Our bay at Pūtiki is under threat from the construction of a 7.3 hectare marina by developers Kennedy Point Boatharbour Limited. Amongst the plans of this marina are 186 berths sized from 10 to 30 metres, two septic tanks for blackwater and greywater sunk into the seabed and Aotearoa New Zealand's first floating car park. Hundreds of steel piles could be drilled into the seabed of the moana here at Pūtiki Bay to float the concrete structures of the marina.

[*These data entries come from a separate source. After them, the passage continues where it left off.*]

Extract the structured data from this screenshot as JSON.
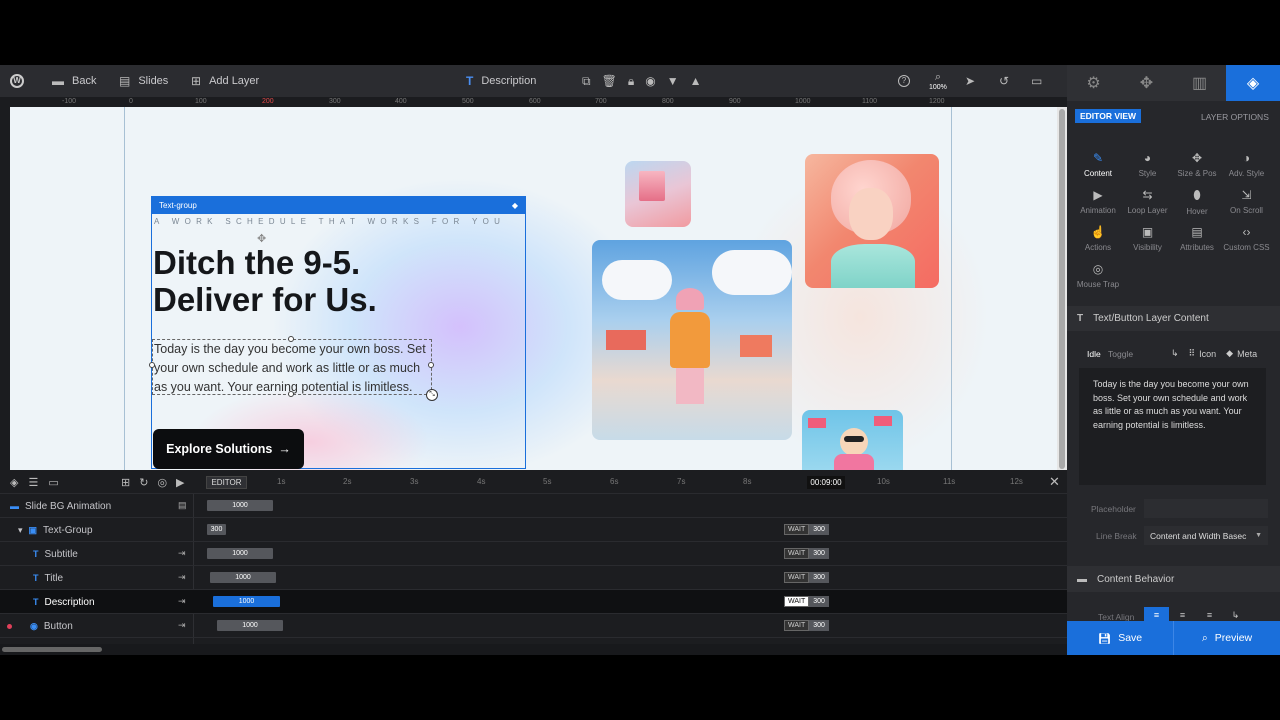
{
  "toolbar": {
    "back": "Back",
    "slides": "Slides",
    "add_layer": "Add Layer",
    "layer_name": "Description",
    "zoom": "100%"
  },
  "ruler": [
    "-100",
    "0",
    "100",
    "200",
    "300",
    "400",
    "500",
    "600",
    "700",
    "800",
    "900",
    "1000",
    "1100",
    "1200"
  ],
  "canvas": {
    "group_label": "Text-group",
    "subtitle": "A WORK SCHEDULE THAT WORKS FOR YOU",
    "title_line1": "Ditch the 9-5.",
    "title_line2": "Deliver for Us.",
    "description": "Today is the day you become your own boss. Set your own schedule and work as little or as much as you want. Your earning potential is limitless.",
    "button": "Explore Solutions"
  },
  "panel": {
    "editor_view": "EDITOR VIEW",
    "layer_options": "LAYER OPTIONS",
    "grid": [
      {
        "label": "Content",
        "icon": "pencil-icon",
        "glyph": "✎"
      },
      {
        "label": "Style",
        "icon": "palette-icon",
        "glyph": "◕"
      },
      {
        "label": "Size & Pos",
        "icon": "move-icon",
        "glyph": "✥"
      },
      {
        "label": "Adv. Style",
        "icon": "contrast-icon",
        "glyph": "◑"
      },
      {
        "label": "Animation",
        "icon": "play-icon",
        "glyph": "▶"
      },
      {
        "label": "Loop Layer",
        "icon": "loop-icon",
        "glyph": "⇆"
      },
      {
        "label": "Hover",
        "icon": "mouse-icon",
        "glyph": "⬮"
      },
      {
        "label": "On Scroll",
        "icon": "scroll-icon",
        "glyph": "⇲"
      },
      {
        "label": "Actions",
        "icon": "hand-icon",
        "glyph": "☝"
      },
      {
        "label": "Visibility",
        "icon": "visibility-icon",
        "glyph": "▣"
      },
      {
        "label": "Attributes",
        "icon": "document-icon",
        "glyph": "▤"
      },
      {
        "label": "Custom CSS",
        "icon": "code-icon",
        "glyph": "‹›"
      },
      {
        "label": "Mouse Trap",
        "icon": "target-icon",
        "glyph": "◎"
      }
    ],
    "section_title": "Text/Button Layer Content",
    "idle": "Idle",
    "toggle": "Toggle",
    "icon_btn": "Icon",
    "meta_btn": "Meta",
    "textarea": "Today is the day you become your own boss. Set your own schedule and work as little or as much as you want. Your earning potential is limitless.",
    "placeholder_label": "Placeholder",
    "linebreak_label": "Line Break",
    "linebreak_value": "Content and Width Basec",
    "behavior_title": "Content Behavior",
    "text_align": "Text Align",
    "save": "Save",
    "preview": "Preview"
  },
  "timeline": {
    "editor_tab": "EDITOR",
    "time_labels": [
      "1s",
      "2s",
      "3s",
      "4s",
      "5s",
      "6s",
      "7s",
      "8s",
      "10s",
      "11s",
      "12s"
    ],
    "current_time": "00:09:00",
    "rows": [
      {
        "name": "Slide BG Animation",
        "bar": "1000",
        "wait": "",
        "wait_val": ""
      },
      {
        "name": "Text-Group",
        "bar": "300",
        "wait": "WAIT",
        "wait_val": "300"
      },
      {
        "name": "Subtitle",
        "bar": "1000",
        "wait": "WAIT",
        "wait_val": "300"
      },
      {
        "name": "Title",
        "bar": "1000",
        "wait": "WAIT",
        "wait_val": "300"
      },
      {
        "name": "Description",
        "bar": "1000",
        "wait": "WAIT",
        "wait_val": "300"
      },
      {
        "name": "Button",
        "bar": "1000",
        "wait": "WAIT",
        "wait_val": "300"
      }
    ]
  }
}
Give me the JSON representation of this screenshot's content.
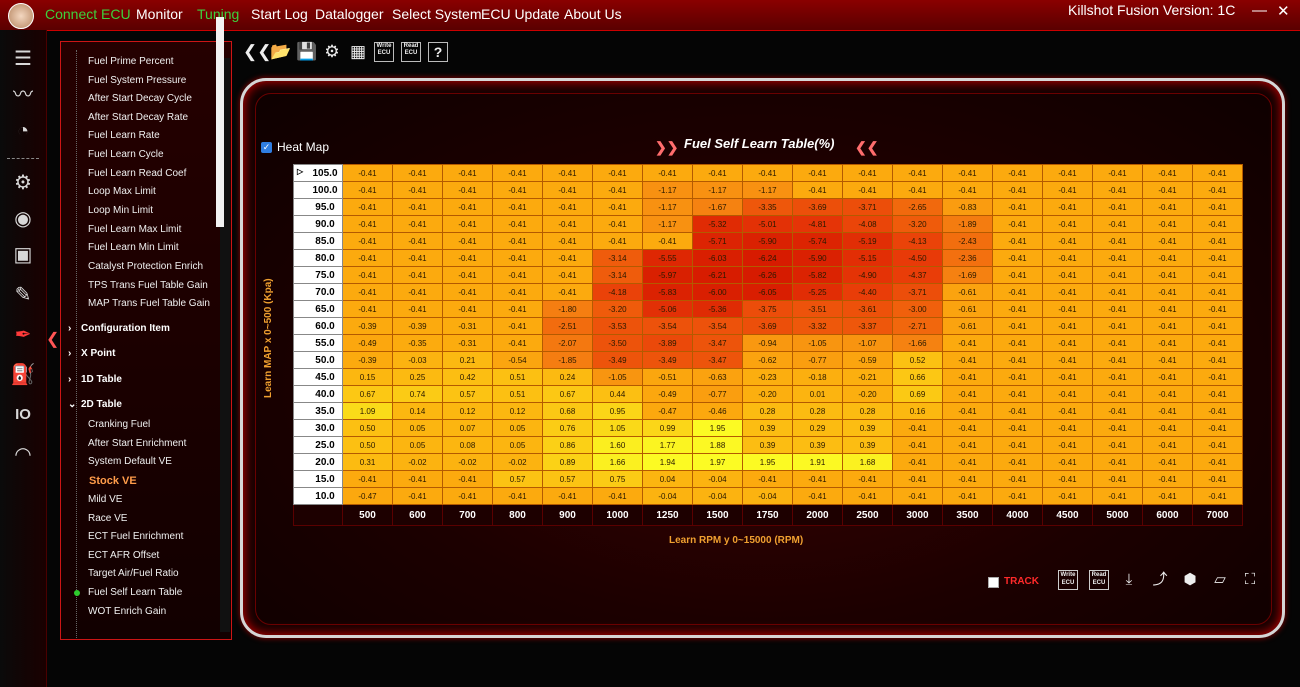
{
  "menubar": {
    "items": [
      {
        "label": "Connect ECU",
        "color": "green"
      },
      {
        "label": "Monitor",
        "color": "white"
      },
      {
        "label": "Tuning",
        "color": "green"
      },
      {
        "label": "Start Log",
        "color": "white"
      },
      {
        "label": "Datalogger",
        "color": "white"
      },
      {
        "label": "Select System",
        "color": "white"
      },
      {
        "label": "ECU Update",
        "color": "white"
      },
      {
        "label": "About Us",
        "color": "white"
      }
    ],
    "version": "Killshot Fusion Version: 1C",
    "minimize": "—",
    "close": "✕"
  },
  "sidebar_icons": [
    "list-icon",
    "pulse-icon",
    "gauge-icon",
    "gear-icon",
    "signal-icon",
    "engine-icon",
    "spark-plug-icon",
    "injector-icon",
    "fuel-pump-icon",
    "io-icon",
    "speedometer-lock-icon"
  ],
  "tree": {
    "items": [
      {
        "label": "Fuel Prime Percent",
        "type": "item"
      },
      {
        "label": "Fuel System Pressure",
        "type": "item"
      },
      {
        "label": "After Start Decay Cycle",
        "type": "item"
      },
      {
        "label": "After Start Decay Rate",
        "type": "item"
      },
      {
        "label": "Fuel Learn Rate",
        "type": "item"
      },
      {
        "label": "Fuel Learn Cycle",
        "type": "item"
      },
      {
        "label": "Fuel Learn Read Coef",
        "type": "item"
      },
      {
        "label": "Loop Max Limit",
        "type": "item"
      },
      {
        "label": "Loop Min Limit",
        "type": "item"
      },
      {
        "label": "Fuel Learn Max Limit",
        "type": "item"
      },
      {
        "label": "Fuel Learn Min Limit",
        "type": "item"
      },
      {
        "label": "Catalyst Protection Enrich",
        "type": "item"
      },
      {
        "label": "TPS Trans Fuel Table Gain",
        "type": "item"
      },
      {
        "label": "MAP Trans Fuel Table Gain",
        "type": "item"
      },
      {
        "label": "Configuration Item",
        "type": "section"
      },
      {
        "label": "X Point",
        "type": "section"
      },
      {
        "label": "1D Table",
        "type": "section"
      },
      {
        "label": "2D Table",
        "type": "section"
      },
      {
        "label": "Cranking Fuel",
        "type": "item"
      },
      {
        "label": "After Start Enrichment",
        "type": "item"
      },
      {
        "label": "System Default VE",
        "type": "item"
      },
      {
        "label": "Stock VE",
        "type": "selected"
      },
      {
        "label": "Mild VE",
        "type": "item"
      },
      {
        "label": "Race VE",
        "type": "item"
      },
      {
        "label": "ECT Fuel Enrichment",
        "type": "item"
      },
      {
        "label": "ECT AFR Offset",
        "type": "item"
      },
      {
        "label": "Target Air/Fuel Ratio",
        "type": "item"
      },
      {
        "label": "Fuel Self Learn Table",
        "type": "active"
      },
      {
        "label": "WOT Enrich Gain",
        "type": "item"
      }
    ]
  },
  "toolbar": {
    "write_label": "Write ECU",
    "read_label": "Read ECU",
    "help": "?"
  },
  "table_panel": {
    "heatmap_label": "Heat Map",
    "heatmap_checked": true,
    "title": "Fuel Self Learn Table(%)",
    "y_axis_label": "Learn MAP x  0~500 (Kpa)",
    "x_axis_label": "Learn RPM y  0~15000 (RPM)",
    "track_label": "TRACK",
    "bottom_write": "Write ECU",
    "bottom_read": "Read ECU"
  },
  "chart_data": {
    "type": "table",
    "title": "Fuel Self Learn Table(%)",
    "xlabel": "Learn RPM y  0~15000 (RPM)",
    "ylabel": "Learn MAP x  0~500 (Kpa)",
    "columns": [
      "500",
      "600",
      "700",
      "800",
      "900",
      "1000",
      "1250",
      "1500",
      "1750",
      "2000",
      "2500",
      "3000",
      "3500",
      "4000",
      "4500",
      "5000",
      "6000",
      "7000"
    ],
    "rows": [
      "105.0",
      "100.0",
      "95.0",
      "90.0",
      "85.0",
      "80.0",
      "75.0",
      "70.0",
      "65.0",
      "60.0",
      "55.0",
      "50.0",
      "45.0",
      "40.0",
      "35.0",
      "30.0",
      "25.0",
      "20.0",
      "15.0",
      "10.0"
    ],
    "values": [
      [
        "-0.41",
        "-0.41",
        "-0.41",
        "-0.41",
        "-0.41",
        "-0.41",
        "-0.41",
        "-0.41",
        "-0.41",
        "-0.41",
        "-0.41",
        "-0.41",
        "-0.41",
        "-0.41",
        "-0.41",
        "-0.41",
        "-0.41",
        "-0.41"
      ],
      [
        "-0.41",
        "-0.41",
        "-0.41",
        "-0.41",
        "-0.41",
        "-0.41",
        "-1.17",
        "-1.17",
        "-1.17",
        "-0.41",
        "-0.41",
        "-0.41",
        "-0.41",
        "-0.41",
        "-0.41",
        "-0.41",
        "-0.41",
        "-0.41"
      ],
      [
        "-0.41",
        "-0.41",
        "-0.41",
        "-0.41",
        "-0.41",
        "-0.41",
        "-1.17",
        "-1.67",
        "-3.35",
        "-3.69",
        "-3.71",
        "-2.65",
        "-0.83",
        "-0.41",
        "-0.41",
        "-0.41",
        "-0.41",
        "-0.41"
      ],
      [
        "-0.41",
        "-0.41",
        "-0.41",
        "-0.41",
        "-0.41",
        "-0.41",
        "-1.17",
        "-5.32",
        "-5.01",
        "-4.81",
        "-4.08",
        "-3.20",
        "-1.89",
        "-0.41",
        "-0.41",
        "-0.41",
        "-0.41",
        "-0.41"
      ],
      [
        "-0.41",
        "-0.41",
        "-0.41",
        "-0.41",
        "-0.41",
        "-0.41",
        "-0.41",
        "-5.71",
        "-5.90",
        "-5.74",
        "-5.19",
        "-4.13",
        "-2.43",
        "-0.41",
        "-0.41",
        "-0.41",
        "-0.41",
        "-0.41"
      ],
      [
        "-0.41",
        "-0.41",
        "-0.41",
        "-0.41",
        "-0.41",
        "-3.14",
        "-5.55",
        "-6.03",
        "-6.24",
        "-5.90",
        "-5.15",
        "-4.50",
        "-2.36",
        "-0.41",
        "-0.41",
        "-0.41",
        "-0.41",
        "-0.41"
      ],
      [
        "-0.41",
        "-0.41",
        "-0.41",
        "-0.41",
        "-0.41",
        "-3.14",
        "-5.97",
        "-6.21",
        "-6.26",
        "-5.82",
        "-4.90",
        "-4.37",
        "-1.69",
        "-0.41",
        "-0.41",
        "-0.41",
        "-0.41",
        "-0.41"
      ],
      [
        "-0.41",
        "-0.41",
        "-0.41",
        "-0.41",
        "-0.41",
        "-4.18",
        "-5.83",
        "-6.00",
        "-6.05",
        "-5.25",
        "-4.40",
        "-3.71",
        "-0.61",
        "-0.41",
        "-0.41",
        "-0.41",
        "-0.41",
        "-0.41"
      ],
      [
        "-0.41",
        "-0.41",
        "-0.41",
        "-0.41",
        "-1.80",
        "-3.20",
        "-5.06",
        "-5.36",
        "-3.75",
        "-3.51",
        "-3.61",
        "-3.00",
        "-0.61",
        "-0.41",
        "-0.41",
        "-0.41",
        "-0.41",
        "-0.41"
      ],
      [
        "-0.39",
        "-0.39",
        "-0.31",
        "-0.41",
        "-2.51",
        "-3.53",
        "-3.54",
        "-3.54",
        "-3.69",
        "-3.32",
        "-3.37",
        "-2.71",
        "-0.61",
        "-0.41",
        "-0.41",
        "-0.41",
        "-0.41",
        "-0.41"
      ],
      [
        "-0.49",
        "-0.35",
        "-0.31",
        "-0.41",
        "-2.07",
        "-3.50",
        "-3.89",
        "-3.47",
        "-0.94",
        "-1.05",
        "-1.07",
        "-1.66",
        "-0.41",
        "-0.41",
        "-0.41",
        "-0.41",
        "-0.41",
        "-0.41"
      ],
      [
        "-0.39",
        "-0.03",
        "0.21",
        "-0.54",
        "-1.85",
        "-3.49",
        "-3.49",
        "-3.47",
        "-0.62",
        "-0.77",
        "-0.59",
        "0.52",
        "-0.41",
        "-0.41",
        "-0.41",
        "-0.41",
        "-0.41",
        "-0.41"
      ],
      [
        "0.15",
        "0.25",
        "0.42",
        "0.51",
        "0.24",
        "-1.05",
        "-0.51",
        "-0.63",
        "-0.23",
        "-0.18",
        "-0.21",
        "0.66",
        "-0.41",
        "-0.41",
        "-0.41",
        "-0.41",
        "-0.41",
        "-0.41"
      ],
      [
        "0.67",
        "0.74",
        "0.57",
        "0.51",
        "0.67",
        "0.44",
        "-0.49",
        "-0.77",
        "-0.20",
        "0.01",
        "-0.20",
        "0.69",
        "-0.41",
        "-0.41",
        "-0.41",
        "-0.41",
        "-0.41",
        "-0.41"
      ],
      [
        "1.09",
        "0.14",
        "0.12",
        "0.12",
        "0.68",
        "0.95",
        "-0.47",
        "-0.46",
        "0.28",
        "0.28",
        "0.28",
        "0.16",
        "-0.41",
        "-0.41",
        "-0.41",
        "-0.41",
        "-0.41",
        "-0.41"
      ],
      [
        "0.50",
        "0.05",
        "0.07",
        "0.05",
        "0.76",
        "1.05",
        "0.99",
        "1.95",
        "0.39",
        "0.29",
        "0.39",
        "-0.41",
        "-0.41",
        "-0.41",
        "-0.41",
        "-0.41",
        "-0.41",
        "-0.41"
      ],
      [
        "0.50",
        "0.05",
        "0.08",
        "0.05",
        "0.86",
        "1.60",
        "1.77",
        "1.88",
        "0.39",
        "0.39",
        "0.39",
        "-0.41",
        "-0.41",
        "-0.41",
        "-0.41",
        "-0.41",
        "-0.41",
        "-0.41"
      ],
      [
        "0.31",
        "-0.02",
        "-0.02",
        "-0.02",
        "0.89",
        "1.66",
        "1.94",
        "1.97",
        "1.95",
        "1.91",
        "1.68",
        "-0.41",
        "-0.41",
        "-0.41",
        "-0.41",
        "-0.41",
        "-0.41",
        "-0.41"
      ],
      [
        "-0.41",
        "-0.41",
        "-0.41",
        "0.57",
        "0.57",
        "0.75",
        "0.04",
        "-0.04",
        "-0.41",
        "-0.41",
        "-0.41",
        "-0.41",
        "-0.41",
        "-0.41",
        "-0.41",
        "-0.41",
        "-0.41",
        "-0.41"
      ],
      [
        "-0.47",
        "-0.41",
        "-0.41",
        "-0.41",
        "-0.41",
        "-0.41",
        "-0.04",
        "-0.04",
        "-0.04",
        "-0.41",
        "-0.41",
        "-0.41",
        "-0.41",
        "-0.41",
        "-0.41",
        "-0.41",
        "-0.41",
        "-0.41"
      ]
    ],
    "selected_row": "105.0",
    "heatmap": true
  },
  "colors": {
    "accent_red": "#cc1515",
    "menu_green": "#3dd13d",
    "axis_label": "#f0a030",
    "track_red": "#ff2a2a"
  }
}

Tikapa Moana is an ancestral taonga for many hapū and iwi, including Ngāti Pāoa. Pūtiki bay is a wāhi taonga, a significant cultural landscape. The bay is the landing site of the ancestral Arawa and Tainui waka. After its great ocean crossing, Te Arawa waka named and journeyed through Tikapa Moana, finally coming into Pūtiki to be relashed. The day of relashing resulted in the awa, wetland, moana and nearby whenua being called ‘Te Rangihoua’ (The Day of Renewal). After exploring Tikapa further, the Arawa journeyed on to Maketu in the Bay of Plenty. Kahumatamomoe, (Son of Tamatekapua, Captain of the Arawa waka) and some of his whānau returned to Rangihoua to settle and named their pā site ‘Te Pūtiki o Kahumatamomoe’ (The Topknot of Kahumatamomoe). The whanga (bay) and moana, they named Pūtiki. More than 65 recognised archeological sites as well as other wāhi tapu surround this bay. Pūtiki Bay is a significant cultural landscape and a visual repository of our taonga, our whakapapa, our history.
Tikapa Moana as a whole is already under threat. In every successive Hauraki Gulf Forum ‘State of the Gulf’ report, Tikapa Moana is found to be suffering continual environmental degradation. The State of the Gulf 2017 report states that the marine environment is seriously depleted and contaminated by developments, such as marinas. Any marina here on Waiheke would continue this destruction of our moana. The State of Our Gulf report 2020 found that many things have been lost or degraded from Tikapa Moana, and it has been progressively reshaped by human activities, often irreversibly. We know this marina would desecrate the cultural landscape of Pūtiki in a way which will be hugely damaging, character changing and irrevocable for Tikapa Moana. It will impact the taonga species that call Tikapa Moana and Pūtiki bay their home, amongst which are kororā (little blue penguins), makō (sharks), aihe (dolphins) and parāoa (whales).
Our growing mātauranga of Pūtiki and connections with this bay are critical as a representation of our relationship as Ngāti Paoa, as Waiheke Islanders, and as people with nature and with our ocean at large. Now and for future generations, urgently encouraging and nurturing relationships of connection with the taiao (environment) are even more critical because this very moana is on the brink of ecological collapse. The proposed marina does not encourage a relationship of nurturing our natural environment, nor connecting with the mātauranga that carries life, culture and history. Instead, it furthers the monopolisation and privatisation of our cultural landscapes and environment. It is urgent that we actively protect and preserve our moana and restore its mauri which is under threat. Protect Pūtiki.